[Diagnostic criteria in classical infantile subacute necrotizing encephalomyelopathy (Leigh's disease)]
- PMID: 2716238
- DOI: 10.1055/s-2007-1025281
[Diagnostic criteria in classical infantile subacute necrotizing encephalomyelopathy (Leigh's disease)]
Abstract
Subacute necrotizing encephalomyelopathy (SNE; Leigh's disease), though a defined entity in neuropathological and morphological terms, is characterized by high clinical heterogenity. SNE of infancy can be defined and diagnosed on the basis of clinical symptoms more readily than juvenile and adult forms. Four patients with SNE displayed combinations of recurrent vomiting, difficulty in swallowing, failure to thrive, impairment of ocular innervation, muscle tone regulation and central regulation of respiration. These symptoms, particularly in combination, point to a disorder of the brainstem and basal ganglia. In addition, all four patients were suffering from lactic acidosis. Other possible indicators, but not in all 4 patients, were abnormal CT brain scans, impaired nerve conduction velocity, elevated CSF protein levels and enlarged mitochondria in muscle cells. Abnormal brainstem auditory evoked potentials have proved to be one of the best criteria for early diagnosis of brainstem lesions. Enzyme assays of pyruvate degradation in cultured skin fibroblasts revealed diminished activity of the pyruvate dehydrogenase complex in one patient (52 pmol/mg protein x min; median range 313, 82-917, n: 58).
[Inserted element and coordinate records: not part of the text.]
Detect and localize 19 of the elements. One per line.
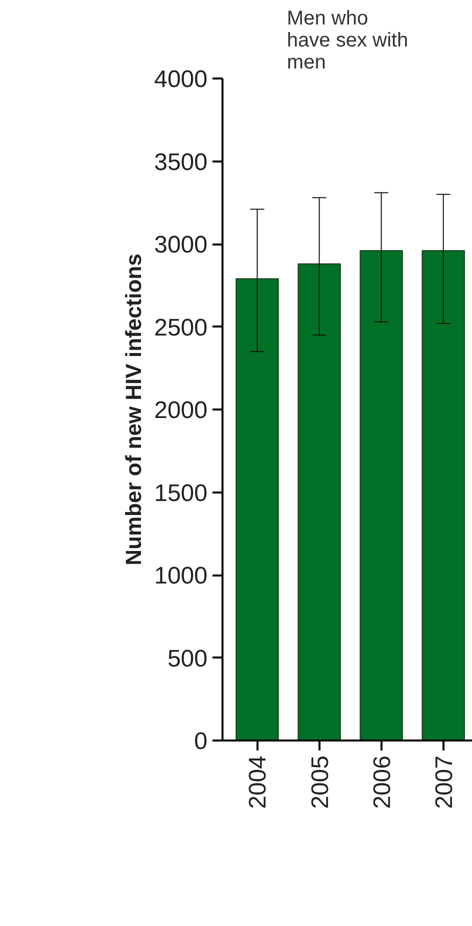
x-tick-label: 2007 [430,756,458,809]
x-tick-label: 2005 [306,756,334,809]
y-tick-label: 1000 [154,562,208,590]
y-tick-label: 3000 [154,232,208,258]
y-tick-label: 500 [167,645,208,672]
x-tick-label: 2004 [244,756,272,809]
x-tick-label: 2006 [368,756,396,809]
y-tick-label: 4000 [154,66,208,93]
y-tick-label: 2500 [154,314,208,342]
y-tick-label: 1500 [154,480,208,507]
y-axis-title: Number of new HIV infections [121,254,146,566]
bar [360,250,403,740]
chart-title: Men who have sex with men [286,8,408,74]
y-tick-label: 3500 [154,148,208,176]
bar [298,263,341,740]
bar [236,278,279,740]
y-tick-label: 2000 [154,397,208,424]
bar [422,250,465,740]
y-tick-label: 0 [194,728,208,755]
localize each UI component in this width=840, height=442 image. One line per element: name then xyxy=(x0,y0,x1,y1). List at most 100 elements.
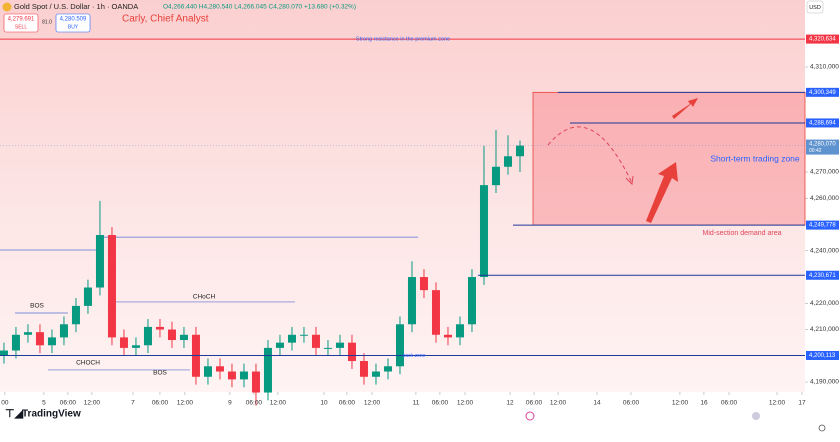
candle-body xyxy=(227,371,236,380)
structure-label: BOS xyxy=(153,370,167,377)
candle-body xyxy=(239,371,248,380)
x-tick-label: 7 xyxy=(131,400,135,407)
sell-price: 4,279.691 xyxy=(8,17,35,23)
annotation: back zone xyxy=(403,353,426,359)
x-tick-label: 9 xyxy=(228,400,232,407)
event-icon[interactable] xyxy=(525,411,535,421)
x-tick-label: 11 xyxy=(413,400,420,407)
level-label: 4,288,694 xyxy=(809,121,836,127)
candle-body xyxy=(515,145,524,157)
candle-body xyxy=(35,332,44,346)
spread: 81.0 xyxy=(42,19,52,25)
x-tick-label: 12:00 xyxy=(84,400,101,407)
x-tick-label: 12:00 xyxy=(550,400,567,407)
symbol-icon xyxy=(2,2,12,12)
arrow-up-large xyxy=(646,162,678,223)
level-label-bg xyxy=(806,87,839,97)
candle-body xyxy=(23,332,32,335)
x-tick-label: 00 xyxy=(1,400,9,407)
candle-body xyxy=(0,350,8,356)
x-tick-label: 10 xyxy=(320,400,328,407)
x-tick-label: 17 xyxy=(798,400,806,407)
x-tick-label: 12:00 xyxy=(672,400,689,407)
x-tick-label: 16 xyxy=(700,400,708,407)
layer: BOS CHOCH BOS CHoCH Strong resistance in the… xyxy=(0,37,808,406)
flag-icon[interactable] xyxy=(752,412,760,420)
x-tick-label: 14 xyxy=(593,400,601,407)
x-tick-label: 06:00 xyxy=(60,400,77,407)
candle-body xyxy=(335,342,344,348)
price-axis-background xyxy=(805,0,840,437)
candle-body xyxy=(455,324,464,338)
candle-body xyxy=(395,324,404,367)
candle-body xyxy=(95,235,104,288)
candle-body xyxy=(407,277,416,325)
x-tick-label: 12:00 xyxy=(457,400,474,407)
candle-body xyxy=(155,326,164,330)
buy-label: BUY xyxy=(68,24,79,30)
buy-button[interactable] xyxy=(55,13,91,33)
candle-body xyxy=(275,342,284,348)
x-tick-label: 06:00 xyxy=(526,400,543,407)
y-tick-label: 4,190,000 xyxy=(810,379,839,386)
symbol-title: Gold Spot / U.S. Dollar · 1h · OANDA xyxy=(14,2,138,11)
candle-body xyxy=(431,290,440,335)
y-tick-label: 4,270,000 xyxy=(810,169,839,176)
candle-body xyxy=(383,366,392,372)
arrow-up xyxy=(672,98,698,119)
settings-icon[interactable] xyxy=(818,424,826,432)
candle-body xyxy=(119,337,128,348)
candle-body xyxy=(47,337,56,346)
candle-body xyxy=(215,366,224,372)
structure-label: BOS xyxy=(30,303,44,310)
x-tick-label: 12 xyxy=(506,400,514,407)
level-label-bg xyxy=(806,220,839,230)
level-label: 4,200,113 xyxy=(809,353,836,359)
candle-body xyxy=(467,277,476,325)
x-tick-label: 06:00 xyxy=(721,400,738,407)
x-tick-label: 5 xyxy=(42,400,46,407)
candle-body xyxy=(71,305,80,325)
x-tick-label: 12:00 xyxy=(364,400,381,407)
candle-body xyxy=(59,324,68,338)
candle-body xyxy=(479,185,488,278)
trading-zone xyxy=(532,91,806,226)
candle-body xyxy=(131,345,140,348)
y-tick-label: 4,210,000 xyxy=(810,326,839,333)
y-tick-label: 4,310,000 xyxy=(810,64,839,71)
x-tick-label: 06:00 xyxy=(339,400,356,407)
buy-price: 4,280.509 xyxy=(60,17,87,23)
brand: TradingView xyxy=(22,409,81,420)
candle-body xyxy=(299,334,308,336)
candle-body xyxy=(371,371,380,377)
brand-logo: ⊤◢ xyxy=(5,408,24,420)
level-label: 4,249,778 xyxy=(809,223,836,229)
candle-body xyxy=(203,366,212,377)
x-tick-label: 12:00 xyxy=(270,400,287,407)
candle-body xyxy=(167,329,176,341)
candle-body xyxy=(491,166,500,186)
projection-arrowhead xyxy=(625,175,634,186)
ohlc: O4,266.440 H4,280.540 L4,266.045 C4,280.… xyxy=(163,4,356,11)
x-tick-label: 12:00 xyxy=(769,400,786,407)
structure-label: CHOCH xyxy=(76,360,100,367)
sell-label: SELL xyxy=(15,24,27,30)
last-price-bg xyxy=(806,139,839,155)
candle-body xyxy=(359,361,368,377)
sell-button[interactable] xyxy=(3,13,39,33)
y-tick-label: 4,260,000 xyxy=(810,195,839,202)
candle-body xyxy=(107,235,116,338)
x-tick-label: 06:00 xyxy=(152,400,169,407)
annotation: Short-term trading zone xyxy=(710,153,800,163)
x-tick-label: 06:00 xyxy=(623,400,640,407)
structure-label: CHoCH xyxy=(193,294,216,301)
time-axis-background xyxy=(0,392,805,437)
candle-body xyxy=(287,334,296,343)
candle-body xyxy=(11,334,20,351)
x-tick-label: 12:00 xyxy=(177,400,194,407)
level-label: 4,230,671 xyxy=(809,273,836,279)
candle-body xyxy=(311,334,320,348)
currency-box[interactable] xyxy=(806,0,824,14)
x-tick-label: 06:00 xyxy=(432,400,449,407)
candle-body xyxy=(503,156,512,167)
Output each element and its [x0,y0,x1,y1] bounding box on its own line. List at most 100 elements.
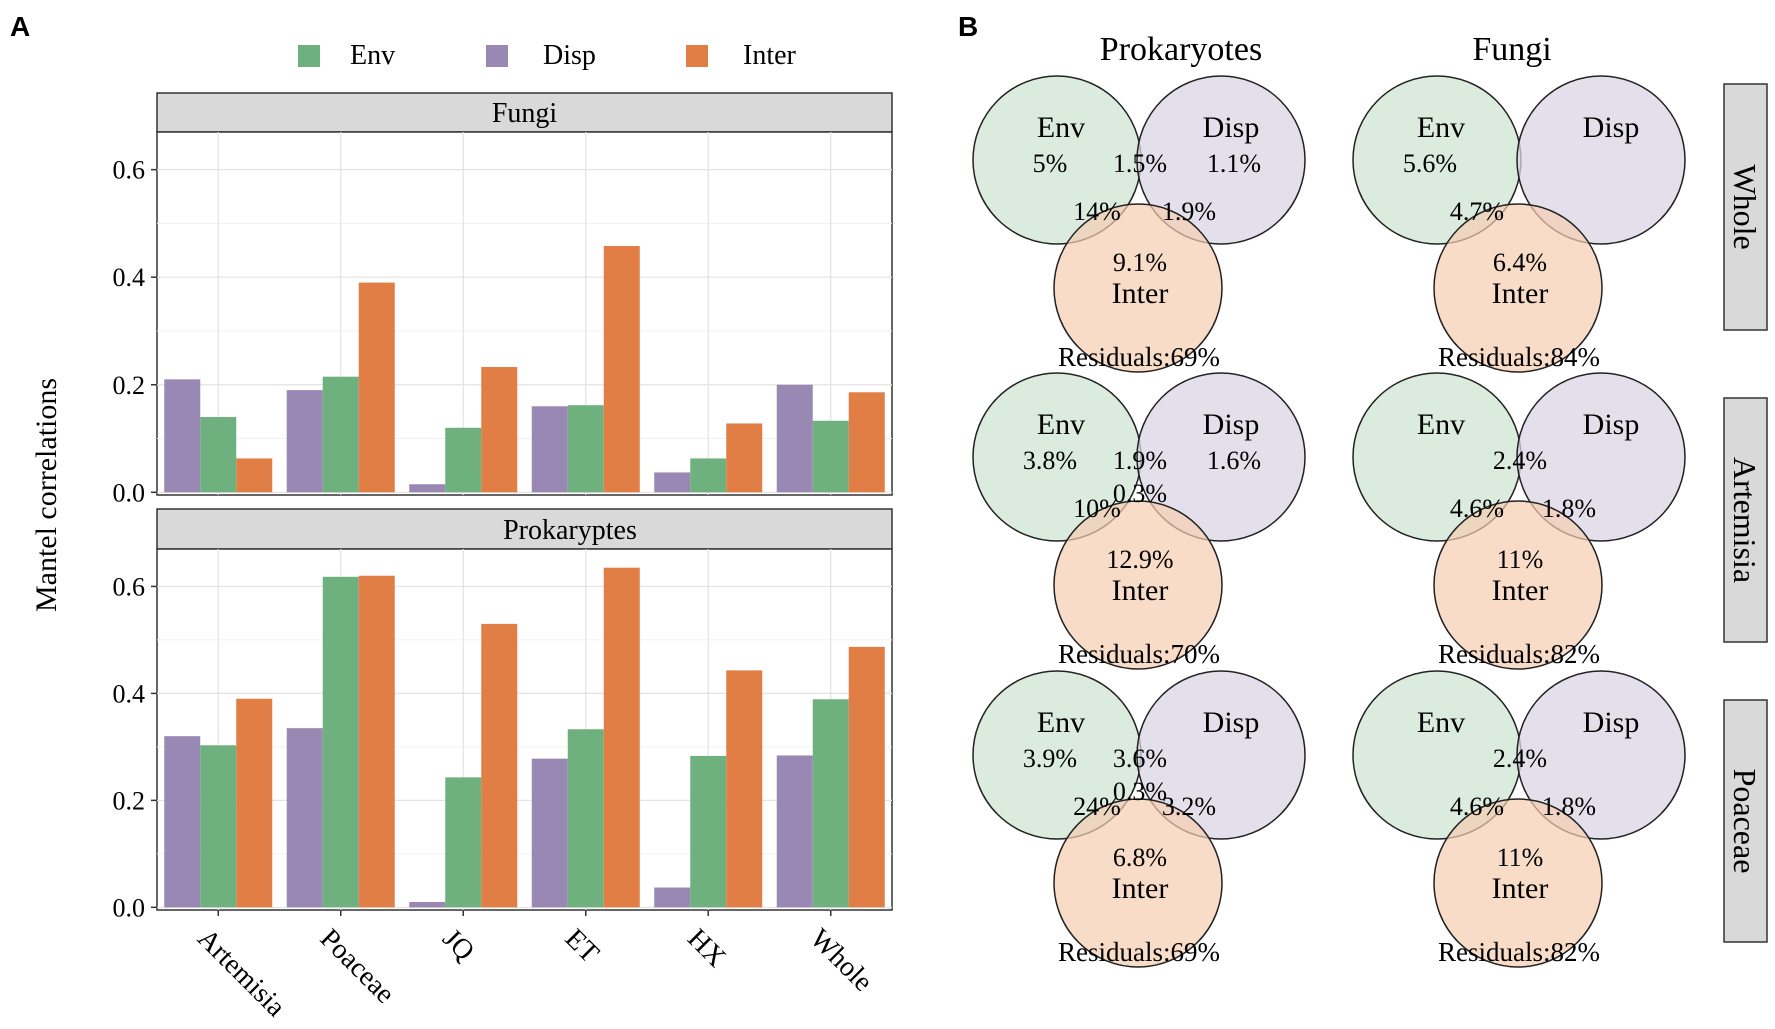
facet-fungi: Fungi 0.0 0.2 0.4 0.6 [113,92,893,507]
venn-row-title-whole: Whole [1727,164,1763,249]
facet-strip-prokaryptes [156,508,893,550]
y-tick-label: 0.2 [113,371,146,400]
venn-value-env-disp: 2.4% [1493,744,1547,773]
venn-label-disp: Disp [1203,408,1260,441]
bars-fungi [164,246,885,493]
venn-label-env: Env [1037,706,1085,739]
legend-swatch-inter [686,45,708,67]
bar-prokaryptes-jq-disp [409,901,446,908]
venn-label-env: Env [1417,111,1465,144]
venn-value-env: 3.8% [1023,446,1077,475]
bar-prokaryptes-artemisia-env [200,745,237,908]
bar-fungi-artemisia-env [200,417,237,493]
venn-residuals: Residuals:84% [1438,342,1600,372]
bar-prokaryptes-et-inter [603,567,640,908]
venn-value-inter: 11% [1497,545,1544,574]
venn-label-inter: Inter [1112,872,1169,905]
bar-prokaryptes-hx-disp [654,887,691,908]
venn-value-disp-inter: 3.2% [1162,792,1216,821]
bar-prokaryptes-jq-inter [481,623,518,908]
venn-label-inter: Inter [1112,277,1169,310]
venn-label-env: Env [1037,408,1085,441]
facet-title-fungi: Fungi [492,98,558,129]
venn-value-env-inter: 4.6% [1450,494,1504,523]
bar-prokaryptes-artemisia-inter [236,698,273,908]
venn-value-env-disp: 2.4% [1493,446,1547,475]
legend-label-inter: Inter [743,40,797,71]
y-tick-label: 0.4 [113,679,146,708]
facet-strip-fungi [156,92,893,133]
bar-prokaryptes-et-disp [531,758,568,908]
venn-poaceae-prokaryotes: Env Disp 3.9% 3.6% 0.3%24% 3.2% 6.8%Inter Resid… [972,670,1306,968]
x-tick-label-jq: JQ [436,923,480,967]
bar-fungi-et-disp [531,406,568,493]
venn-label-disp: Disp [1583,111,1640,144]
venn-column-title-prokaryotes: Prokaryotes [1100,31,1262,68]
venn-whole-prokaryotes: Env Disp 5% 1.1% 1.5% 14% 1.9% 9.1%Inter Residua… [972,75,1306,373]
bar-fungi-artemisia-inter [236,458,273,493]
venn-label-env: Env [1417,408,1465,441]
venn-value-env-inter: 4.6% [1450,792,1504,821]
panel-a-label: A [10,11,30,42]
venn-residuals: Residuals:69% [1058,937,1220,967]
bar-fungi-hx-disp [654,472,691,493]
venn-circle-disp [1516,670,1686,840]
venn-value-disp: 1.6% [1207,446,1261,475]
bar-prokaryptes-whole-env [812,699,849,908]
venn-circle-disp [1136,670,1306,840]
venn-value-env: 5% [1033,149,1068,178]
bar-fungi-hx-inter [726,423,763,493]
venn-value-disp-inter: 1.8% [1542,494,1596,523]
x-tick-label-poaceae: Poaceae [314,923,401,1010]
bars-prokaryptes [164,567,885,908]
bar-fungi-whole-env [812,420,849,493]
venn-value-disp: 1.1% [1207,149,1261,178]
venn-residuals: Residuals:69% [1058,342,1220,372]
venn-value-inter: 6.8% [1113,843,1167,872]
venn-value-center: 0.3% [1113,777,1167,806]
venn-circle-inter [1053,798,1223,968]
venn-label-env: Env [1037,111,1085,144]
y-tick-label: 0.0 [113,893,146,922]
venn-circle-disp [1516,372,1686,542]
venn-value-env: 5.6% [1403,149,1457,178]
bar-prokaryptes-et-env [567,729,604,908]
legend: Env Disp Inter [298,40,797,71]
bar-fungi-artemisia-disp [164,379,201,493]
venn-row-strip-poaceae: Poaceae [1723,699,1768,943]
venn-row-title-artemisia: Artemisia [1727,457,1763,583]
bar-prokaryptes-jq-env [445,777,482,908]
y-tick-label: 0.0 [113,478,146,507]
venn-residuals: Residuals:82% [1438,639,1600,669]
x-tick-label-artemisia: Artemisia [191,923,291,1023]
venn-label-disp: Disp [1203,706,1260,739]
bar-prokaryptes-artemisia-disp [164,736,201,908]
venn-value-env-inter: 4.7% [1450,197,1504,226]
legend-swatch-disp [486,45,508,67]
bar-prokaryptes-poaceae-disp [286,728,323,908]
venn-artemisia-fungi: Env Disp 2.4% 4.6% 1.8% 11%Inter Residuals:82% [1352,372,1686,670]
venn-circle-inter [1053,500,1223,670]
y-tick-label: 0.6 [113,156,146,185]
bar-fungi-whole-inter [848,392,885,493]
x-tick-label-hx: HX [681,923,732,974]
bar-fungi-et-inter [603,246,640,493]
venn-value-env-disp: 1.9% [1113,446,1167,475]
y-axis-title: Mantel correlations [30,378,63,612]
venn-value-disp-inter: 1.9% [1162,197,1216,226]
venn-artemisia-prokaryotes: Env Disp 3.8% 1.6% 1.9% 0.3%10% 12.9%Inter Resi… [972,372,1306,670]
bar-prokaryptes-hx-env [690,755,727,908]
y-ticks-prokaryptes: 0.0 0.2 0.4 0.6 [113,572,157,922]
bar-prokaryptes-poaceae-env [322,576,359,908]
venn-value-center: 0.3% [1113,479,1167,508]
venn-circle-inter [1433,500,1603,670]
legend-swatch-env [298,45,320,67]
bar-prokaryptes-poaceae-inter [358,575,395,908]
venn-value-env-disp: 3.6% [1113,744,1167,773]
venn-label-disp: Disp [1583,706,1640,739]
x-ticks-prokaryptes: Artemisia Poaceae JQ ET HX Whole [191,910,878,1023]
venn-label-disp: Disp [1203,111,1260,144]
venn-residuals: Residuals:82% [1438,937,1600,967]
This paper summarizes the findings and proposes primary and secondary criteria of assistance in establishing an initial clinical diagnosis of infantile SNE. As no common pathogenetic mechanisms have yet been recognized and no uniform diagnostic markers are yet available, the diagnosis still requires confirmation by histological examination of brain and brainstem, as was the case with all four patients presented.